KLHL14 Is a Tumor Suppressor in Diffuse Large B-Cell Lymphoma

Diffuse large B-cell lymphoma (DLBCL) is an aggressive cancer of aberrant B-lymphocytes. Although a portion of DLBCL is curable with standard immunochemotherapy, patients who fail this treatment have a poor prognosis. Recently, cancer genomics has paved the way for better understanding of the genetic basis of lymphoma pathogenesis. Characterization of point mutations and structural alterations has uncovered novel molecular targets for lymphoma therapy and provided a comprehensive view of lymphoma development.

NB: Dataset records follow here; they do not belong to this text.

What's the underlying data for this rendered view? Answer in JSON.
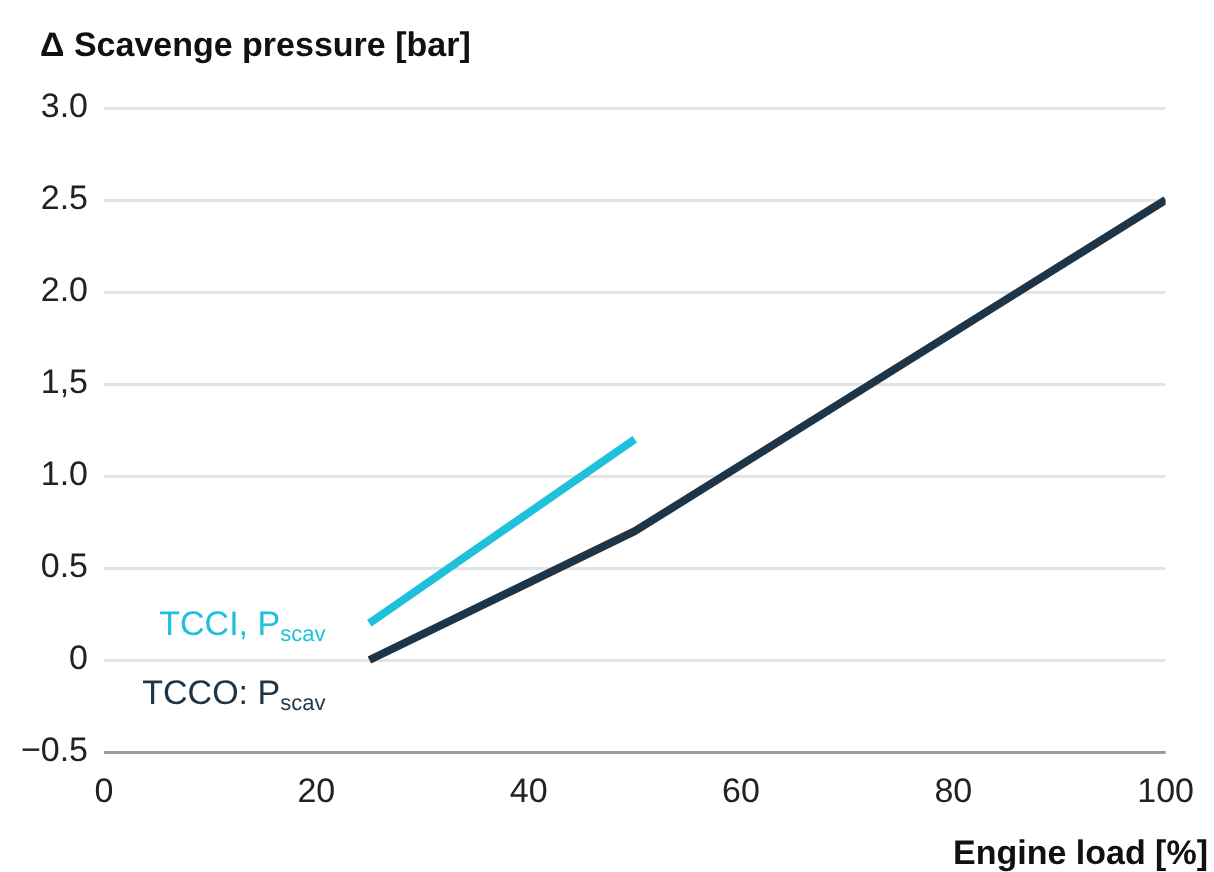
{
  "chart_data": {
    "type": "line",
    "xlabel": "Engine load [%]",
    "ylabel": "Δ Scavenge pressure [bar]",
    "series": [
      {
        "name": "TCCI, P$_{scav}$",
        "color": "#1fc0dc",
        "x": [
          25,
          50
        ],
        "values": [
          0.2,
          1.2
        ]
      },
      {
        "name": "TCCO: P$_{scav}$",
        "color": "#1e3447",
        "x": [
          25,
          50,
          100
        ],
        "values": [
          0,
          0.7,
          2.5
        ]
      }
    ],
    "xlim": [
      0,
      100
    ],
    "xticks": [
      0,
      20,
      40,
      60,
      80,
      100
    ],
    "ylim": [
      -0.5,
      3.0
    ],
    "yticks": [
      {
        "value": -0.5,
        "label": "−0.5"
      },
      0,
      {
        "value": 0.5,
        "label": "0.5"
      },
      {
        "value": 1.0,
        "label": "1.0"
      },
      {
        "value": 1.5,
        "label": "1,5"
      },
      {
        "value": 2.0,
        "label": "2.0"
      },
      {
        "value": 2.5,
        "label": "2.5"
      },
      {
        "value": 3.0,
        "label": "3.0"
      }
    ],
    "grid": "y",
    "legend": false,
    "marker": "none",
    "line_style": "solid"
  }
}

By performing multiplatform genomic analysis of DLBCL biopsy samples, we have identified KLHL14 as a recurrent target of somatic mutations in activated B-cell-like (ABC) DLBCL biopsies (10.8% of patients). KLHL14 contains a BTB (broad complex, tramtrack, and bric a brac) domain that can potentially mediate dimerization and binding to Cullin3 (CUL3)-a essential scaffold component of the Cullin-RING-based E3 ubiquitin ligase complexes. KLHL14 also contains kelch repeats that can form a B-propeller tertiary structure that can serve as a substrate-binding domain. KLHL14 is highly expressed in B-cells but is found at low levels in non-immune tissues. Deficiency of KLHL14 in mice leads to embryonic lethality while KLHL14 heterozygous mice show reduction of B-1a cells, suggesting a role for KLHL14 in B-cell homeostasis. Importantly, KLHL14 mutations are highly enriched in tumors belonging to the recently defined MCD (MYD88^L265P/CD79B mutation) genetic subtype of DLBCL, the subset of ABC DLBCLs. Somatic mutations primarily localize to the N-terminus of the protein in the BTB domain and BACK (BTB and C-terminal Kelch) domain. However, the impact of these mutations as well as the molecular function of KLHL14 is largely unknown.

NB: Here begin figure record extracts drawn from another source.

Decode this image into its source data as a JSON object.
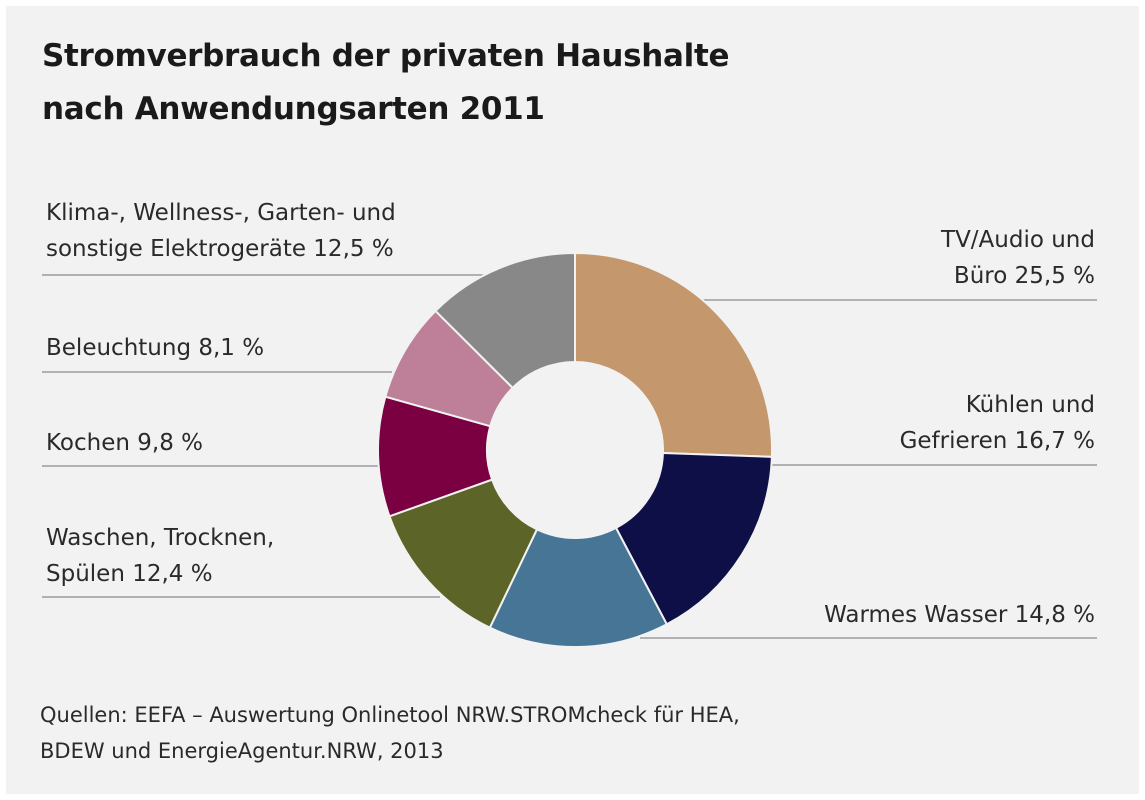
{
  "title_lines": [
    "Stromverbrauch der privaten Haushalte",
    "nach Anwendungsarten 2011"
  ],
  "source_lines": [
    "Quellen: EEFA – Auswertung Onlinetool NRW.STROMcheck für HEA,",
    "BDEW und EnergieAgentur.NRW, 2013"
  ],
  "chart_data": {
    "type": "pie",
    "donut": true,
    "title": "Stromverbrauch der privaten Haushalte nach Anwendungsarten 2011",
    "unit": "%",
    "slices": [
      {
        "label": "TV/Audio und Büro",
        "value": 25.5,
        "color": "#c4976c",
        "label_lines": [
          "TV/Audio und",
          "Büro 25,5 %"
        ],
        "side": "right"
      },
      {
        "label": "Kühlen und Gefrieren",
        "value": 16.7,
        "color": "#0f0f47",
        "label_lines": [
          "Kühlen und",
          "Gefrieren 16,7 %"
        ],
        "side": "right"
      },
      {
        "label": "Warmes Wasser",
        "value": 14.8,
        "color": "#477596",
        "label_lines": [
          "Warmes Wasser 14,8 %"
        ],
        "side": "right"
      },
      {
        "label": "Waschen, Trocknen, Spülen",
        "value": 12.4,
        "color": "#5c6428",
        "label_lines": [
          "Waschen, Trocknen,",
          "Spülen 12,4 %"
        ],
        "side": "left"
      },
      {
        "label": "Kochen",
        "value": 9.8,
        "color": "#7a0042",
        "label_lines": [
          "Kochen 9,8 %"
        ],
        "side": "left"
      },
      {
        "label": "Beleuchtung",
        "value": 8.1,
        "color": "#be7f98",
        "label_lines": [
          "Beleuchtung 8,1 %"
        ],
        "side": "left"
      },
      {
        "label": "Klima-, Wellness-, Garten- und sonstige Elektrogeräte",
        "value": 12.5,
        "color": "#888888",
        "label_lines": [
          "Klima-, Wellness-, Garten- und",
          "sonstige Elektrogeräte 12,5 %"
        ],
        "side": "left"
      }
    ]
  }
}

To investigate the biological effect of KLHL14 loss of function, we used an inducible CRISPR/Cas9 system to delete KLHL14 in ABC DLBCL cell lines and monitored cell growth. Ablation of KLHL14 resulted in an increase in cell proliferation and survival, supporting a role for KLHL14 as a tumor suppressor. Next, we performed a multiplatform -omic analysis (proteomics, phosphoproteomics, ubiquitinomics, high-throughput sequencing) to explore the signaling networks and interactome of KLHL14. Whereas ectopic expression of wild-type KLHL14 altered the dynamics of tyrosine phosphorylation and ubiquitylation events in ABC DLBCL lines, KLHL14 lymphoma-associated mutant alleles had little if any effect, suggesting that they are loss-of-function variants. Gene expression profiling by RNA-sequencing revealed that KLHL14-inactivated cells have a higher NF-kB target gene expression than wild-type cells. Thus, tumor-associated inactivating mutations of KLHL14 depend on a subset of essential NF-kB-related oncoproteins for their survival and this might contribute to the proliferative advantage of DLBCL.

In summary, we have uncovered a tumor suppressive function of KLHL14 and found that KLHL14 mutants promote ABC DLBCL survival by increasing NF-kB activity. These findings suggest that tumors with KLHL14 inactivating mutations may serve as a marker of resistance to anti-NF-kB treatment and provide the basis for treating MCD subtype patients with downstream NF-kB pathway inhibitors in the clinical settings.